This is the most serious comment the piece has drawn, and you've earned a serious answer, because you've done something none of the others did: you conceded the consumption point and moved the argument to firmer ground. You're right. The real question about concentrated wealth is not consumption. It is agency — who decides what gets built, financed, and ignored. I accept that framing completely. I just think it leads to the opposite of where you're heading.
Start with what we agree on. Wealth is not passive; it is capital allocation; capital allocation is decision-making power over the future. Yes. So the only question that matters is the comparative one you've implicitly raised and not answered: compared to whom? Decision-making power over capital does not vanish when you take it from billionaires. It moves. The honest debate is never "concentrated private capital vs. some frictionless social optimum." It is "concentrated private capital vs. the concrete alternative allocator" — and the only allocator large enough to replace them is the state. So the real question is: who allocates capital better, and under what discipline?
Here the asymmetry is decisive, and it has three parts.
First, skin in the game. When Bezos or Ortega allocates wrong, they bear the loss — their capital evaporates, and the decision right passes to someone who allocates better. When the state allocates wrong, the taxpayer bears the loss. A system where the decider eats his own mistakes corrects; a system where he doesn't, compounds them. That is not a moral claim about billionaires being virtuous. It's a structural claim about feedback. Private capital is disciplined by loss; political capital is disciplined by the next election, which is to say barely.
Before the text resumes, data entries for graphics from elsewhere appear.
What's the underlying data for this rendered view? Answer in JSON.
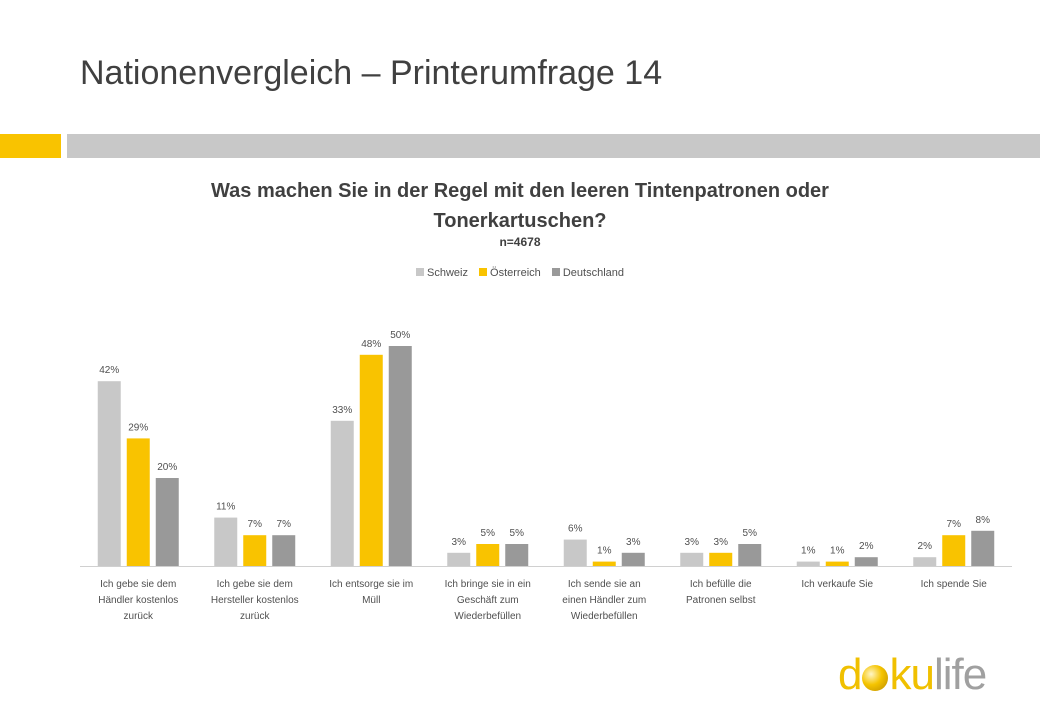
{
  "slide": {
    "title": "Nationenvergleich – Printerumfrage 14",
    "colors": {
      "accent_yellow": "#f9c300",
      "accent_gray": "#c8c8c8"
    }
  },
  "logo": {
    "part1": "d",
    "part2": "ku",
    "part3": "life",
    "colors": {
      "d_ku": "#f0c000",
      "life": "#a0a0a0"
    }
  },
  "chart_data": {
    "type": "bar",
    "title_line1": "Was machen Sie in der Regel mit den leeren Tintenpatronen oder",
    "title_line2": "Tonerkartuschen?",
    "subtitle": "n=4678",
    "legend_position": "top",
    "grid": false,
    "ylim": [
      0,
      60
    ],
    "categories": [
      [
        "Ich gebe sie dem",
        "Händler kostenlos",
        "zurück"
      ],
      [
        "Ich gebe sie dem",
        "Hersteller kostenlos",
        "zurück"
      ],
      [
        "Ich entsorge sie im",
        "Müll"
      ],
      [
        "Ich bringe sie in ein",
        "Geschäft zum",
        "Wiederbefüllen"
      ],
      [
        "Ich sende sie an",
        "einen Händler zum",
        "Wiederbefüllen"
      ],
      [
        "Ich befülle die",
        "Patronen selbst"
      ],
      [
        "Ich verkaufe Sie"
      ],
      [
        "Ich spende Sie"
      ]
    ],
    "series": [
      {
        "name": "Schweiz",
        "color": "#c8c8c8",
        "values": [
          42,
          11,
          33,
          3,
          6,
          3,
          1,
          2
        ]
      },
      {
        "name": "Österreich",
        "color": "#f9c300",
        "values": [
          29,
          7,
          48,
          5,
          1,
          3,
          1,
          7
        ]
      },
      {
        "name": "Deutschland",
        "color": "#999999",
        "values": [
          20,
          7,
          50,
          5,
          3,
          5,
          2,
          8
        ]
      }
    ],
    "value_suffix": "%"
  }
}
Second, the knowledge problem, which is the deeper version of your "who decides" question. The reason capital allocation is hard is that the relevant knowledge — what people want, what things cost, what will work — is dispersed across millions of minds and is mostly unspoken. No central allocator can assemble it. The price-and-profit system is the only mechanism we've found that aggregates that dispersed knowledge and feeds it back as a signal. Concentrated private capital is still subject to that signal — the market overrules a wrong-headed billionaire ruthlessly, as the corporate graveyard shows. Concentrated state capital is not; it allocates by political salience, and political salience is not social welfare either — it's the loudest lobby, the next election, the prestige project. You correctly note that "what maximizes returns is not always what maximizes social welfare." True. But "what maximizes votes" tracks social welfare worse, not better — which is why the empirical record of state capital allocation, from the nationalized industries to the sovereign-investment disasters, is what it is.
Third — and this answers your strongest examples directly — the cases where capital genuinely does harm are almost all cases of capital fused with state power, not capital acting against it. The commodity spike that starves the poor, the sovereign-debt trap that guts a developing country's health budget: look closely and you find central banks, capital controls, politically rigged lending, IMF-and-government co-productions, subsidies, and protected cartels. These are not the free market overruling the public good. They are precisely the marriage of concentrated capital and concentrated political power that you're proposing to deepen by moving more allocation to the state. The disease you're describing is cronyism — capital using the state and the state using capital — and the cure for cronyism is not more state, which is more to capture. It is less surface for capture.
So I'll meet your reframing on its own terms and turn it over. Inequality of agency is the right concern. The concentration of decision-making power is the danger. Which is exactly why I want that power held by many competing private allocators — each disciplined by loss, each overruled by the market when wrong, each replaceable by an upstart — rather than fused into the single largest and least correctable allocator of all, the one with no competitor, no bankruptcy, and no skin in the game: the state. We agree on the question. The concentration of power is the problem. The state is its maximum form, not its remedy.